Use dashboard variables

A dashboard variable groups a set of fields together so that viewers can switch which field a visualization displays. An author adds the variable to a visualization's encoding, such as the x-axis of a bar chart, and binds it to a control widget. When a viewer chooses a different field in the control, every visualization that uses the variable updates to show the selected field.

Dashboard variables let viewers answer their own questions through familiar point-and-click interactions, without editing the dashboard or waiting for a query to be regenerated. For example, a viewer can switch a line chart between Sales and Transactions, and the formatting updates accordingly.

Adding or removing multiple fields at once is not yet supported.

Choose between a dashboard variable and a parameter

Dashboard variables and parameters both make a dashboard interactive, but they operate at different layers. A dashboard variable changes which field a visualization displays at the dashboard layer. A parameter substitutes a value into a dataset query at runtime. For more about parameters, see Work with dashboard parameters.

Dashboard variables replace the previous approach of using the IDENTIFIER clause with a parameter to swap fields. Unlike IDENTIFIER, dashboard variables work with metric views and preserve the semantic formatting attached to each field.

Create a dashboard variable

You must have at least CAN EDIT permissions on the draft dashboard. You create a variable from a filter (control) widget:

  1. On the draft dashboard canvas, click Add a filter (field/parameter) and place the filter widget on the page.
  2. In the widget's configuration panel, create a variable and add the fields that you want viewers to choose between.
  3. For each field, specify a transform and a display name:
    • The transform defines how the field is aggregated or bucketed (for example, SUM for a measure or DAILY for a date). The transform is defined as part of the variable and cannot be overridden where the variable is used.
    • The display name is the label shown to viewers in the control.

The first field in the variable is the default selection. The filter widget you used to create the variable becomes a control that viewers use to switch fields.
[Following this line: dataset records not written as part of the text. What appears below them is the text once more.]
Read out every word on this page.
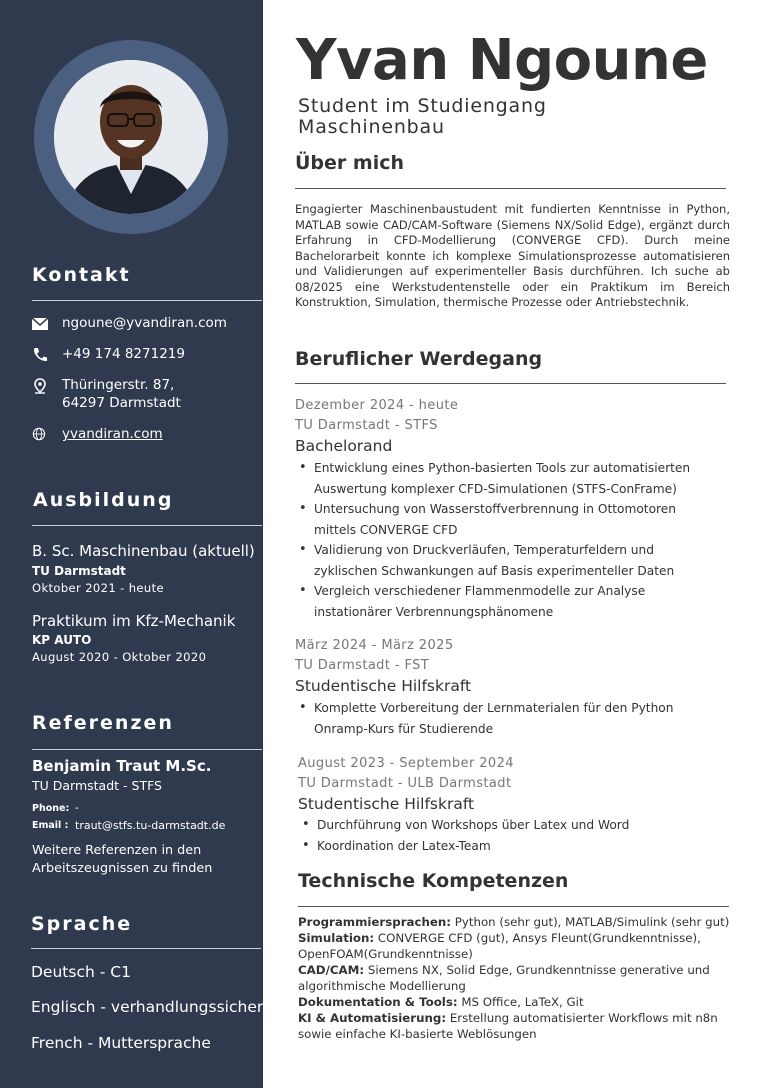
Kontakt
ngoune@yvandiran.com
+49 174 8271219
Thüringerstr. 87,
64297 Darmstadt
yvandiran.com
Ausbildung
B. Sc. Maschinenbau (aktuell)
TU Darmstadt
Oktober 2021 - heute
Praktikum im Kfz-Mechanik
KP AUTO
August 2020 - Oktober 2020
Referenzen
Benjamin Traut M.Sc.
TU Darmstadt - STFS
Phone: -
Email : traut@stfs.tu-darmstadt.de
Weitere Referenzen in den
Arbeitszeugnissen zu finden
Sprache
Deutsch - C1
Englisch - verhandlungssicher
French - Muttersprache
Yvan Ngoune
Student im Studiengang Maschinenbau
Über mich
Engagierter Maschinenbaustudent mit fundierten Kenntnisse in Python, MATLAB sowie CAD/CAM-Software (Siemens NX/Solid Edge), ergänzt durch Erfahrung in CFD-Modellierung (CONVERGE CFD). Durch meine Bachelorarbeit konnte ich komplexe Simulationsprozesse automatisieren und Validierungen auf experimenteller Basis durchführen. Ich suche ab 08/2025 eine Werkstudentenstelle oder ein Praktikum im Bereich Konstruktion, Simulation, thermische Prozesse oder Antriebstechnik.
Beruflicher Werdegang
Dezember 2024 - heute
TU Darmstadt - STFS
Bachelorand
• Entwicklung eines Python-basierten Tools zur automatisierten Auswertung komplexer CFD-Simulationen (STFS-ConFrame)
• Untersuchung von Wasserstoffverbrennung in Ottomotoren mittels CONVERGE CFD
• Validierung von Druckverläufen, Temperaturfeldern und zyklischen Schwankungen auf Basis experimenteller Daten
• Vergleich verschiedener Flammenmodelle zur Analyse instationärer Verbrennungsphänomene
März 2024 - März 2025
TU Darmstadt - FST
Studentische Hilfskraft
• Komplette Vorbereitung der Lernmaterialen für den Python Onramp-Kurs für Studierende
August 2023 - September 2024
TU Darmstadt - ULB Darmstadt
Studentische Hilfskraft
• Durchführung von Workshops über Latex und Word
• Koordination der Latex-Team
Technische Kompetenzen
Programmiersprachen: Python (sehr gut), MATLAB/Simulink (sehr gut)
Simulation: CONVERGE CFD (gut), Ansys Fleunt(Grundkenntnisse), OpenFOAM(Grundkenntnisse)
CAD/CAM: Siemens NX, Solid Edge, Grundkenntnisse generative und algorithmische Modellierung
Dokumentation & Tools: MS Office, LaTeX, Git
KI & Automatisierung: Erstellung automatisierter Workflows mit n8n sowie einfache KI-basierte Weblösungen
Field types and scale types

A variable can contain fields of different types. The scale type that a visualization uses depends on the field options in the variable:

  • If all field options are numeric, the default scale type is quantitative. You can switch the encoding's scale type to categorical in the visualization editor.
  • If all field options are date or datetime fields, the default scale type is temporal. You can switch the encoding's scale type to categorical in the visualization editor.
  • Otherwise (for example, string fields, or a mix of strings and dates), the scale type is categorical only.

The scale type is fixed for the variable. It does not change dynamically based on the field a viewer selects.

A variable can be added to a visualization only when the aggregation level of its fields matches the aggregation levels that the visualization accepts. For example, the x-axis and y-axis encodings of a heatmap accept disaggregated fields only, so they can encode only disaggregated variables.

Add a variable to a visualization

After you create a variable, add it to a visualization's encoding, such as an axis or a column. You can add the same variable to multiple visualizations. When a viewer changes the variable's selected field, every encoding that uses the variable updates to show the new field.